The Rectangles are indeed added to the parent which is the Loader, they stack up - Loader does not provide a positioning policy - then they are added to the Row resulting in just one Item (the last one) to be visible.
You can tackle the problem with few different approaches, depending on the properties you want to maintain or not. I would get rid of anchoring in the Component and move it to the containing Row. A too specific anchoring inside a Component could be a pain in the neck when it is instanced and used all over a (not so small) project.
As a first approach you can re-parent the Repeater to the Row, i.e. you can rewrite code as:
Row
{
id: horizontalTabs
Loader
{
sourceComponent: tabsOnBottomComponent
onLoaded: item.parent = horizontalTabs
}
}
However this would result in warnings due to the Component anchoring references not working as expected any more.
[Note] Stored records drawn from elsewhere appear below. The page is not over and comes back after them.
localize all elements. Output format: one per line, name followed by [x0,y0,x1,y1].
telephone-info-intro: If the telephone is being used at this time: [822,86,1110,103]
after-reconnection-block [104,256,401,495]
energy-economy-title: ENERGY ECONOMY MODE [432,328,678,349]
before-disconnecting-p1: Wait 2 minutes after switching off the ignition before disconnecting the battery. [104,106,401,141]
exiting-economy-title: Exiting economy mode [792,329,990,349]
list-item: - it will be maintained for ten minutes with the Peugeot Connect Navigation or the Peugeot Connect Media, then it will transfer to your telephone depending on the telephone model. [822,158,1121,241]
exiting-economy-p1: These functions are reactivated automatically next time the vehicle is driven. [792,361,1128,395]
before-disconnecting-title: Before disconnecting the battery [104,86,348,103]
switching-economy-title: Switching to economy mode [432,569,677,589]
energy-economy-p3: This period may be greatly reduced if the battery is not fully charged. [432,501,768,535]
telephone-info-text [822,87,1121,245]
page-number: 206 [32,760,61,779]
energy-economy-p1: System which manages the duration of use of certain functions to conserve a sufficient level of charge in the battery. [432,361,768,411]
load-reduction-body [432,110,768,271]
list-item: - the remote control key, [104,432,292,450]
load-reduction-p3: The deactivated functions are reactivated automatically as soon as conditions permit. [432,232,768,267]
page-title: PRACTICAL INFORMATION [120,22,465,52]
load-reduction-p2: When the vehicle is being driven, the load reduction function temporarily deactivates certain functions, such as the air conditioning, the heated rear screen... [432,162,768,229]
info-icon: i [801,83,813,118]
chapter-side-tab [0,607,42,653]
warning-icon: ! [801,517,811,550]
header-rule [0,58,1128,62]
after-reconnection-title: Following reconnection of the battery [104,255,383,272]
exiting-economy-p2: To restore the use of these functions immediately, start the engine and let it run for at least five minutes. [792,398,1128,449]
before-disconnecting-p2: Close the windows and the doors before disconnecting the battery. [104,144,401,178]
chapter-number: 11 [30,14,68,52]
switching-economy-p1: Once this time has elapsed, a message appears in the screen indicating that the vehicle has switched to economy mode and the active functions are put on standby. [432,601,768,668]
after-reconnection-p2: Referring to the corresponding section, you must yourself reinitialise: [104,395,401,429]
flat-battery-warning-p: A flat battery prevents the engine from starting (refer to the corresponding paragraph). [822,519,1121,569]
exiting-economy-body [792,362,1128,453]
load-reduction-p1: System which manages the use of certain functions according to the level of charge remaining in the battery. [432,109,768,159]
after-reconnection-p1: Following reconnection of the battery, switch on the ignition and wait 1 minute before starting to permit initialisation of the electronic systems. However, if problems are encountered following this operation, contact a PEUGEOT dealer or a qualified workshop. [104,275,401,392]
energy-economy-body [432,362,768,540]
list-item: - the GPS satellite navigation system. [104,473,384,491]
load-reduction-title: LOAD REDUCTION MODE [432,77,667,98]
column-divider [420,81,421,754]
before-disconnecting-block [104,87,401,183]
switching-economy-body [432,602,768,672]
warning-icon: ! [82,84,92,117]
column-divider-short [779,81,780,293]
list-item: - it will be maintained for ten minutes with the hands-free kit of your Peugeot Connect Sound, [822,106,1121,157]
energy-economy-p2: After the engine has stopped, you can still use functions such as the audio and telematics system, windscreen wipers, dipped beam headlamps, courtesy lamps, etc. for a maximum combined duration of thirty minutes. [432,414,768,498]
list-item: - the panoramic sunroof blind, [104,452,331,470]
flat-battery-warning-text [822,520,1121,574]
If you still want to maintain the anchoring, as defined in the Component, and off-load the creation, you can go for the dynamic way (if the semantics fits in your use case), i.e. you can use createObject. This way you totally avoid the Loader and the related issue. For instance, you can create the Repeater once the Row has completed its creation:
Row
{
id: horizontalTabs
Component.onCompleted: tabsOnBottomComponent.createObject(horizontalTabs)
}
Clearly, the creation code can be move anywhere else, depending on your needs.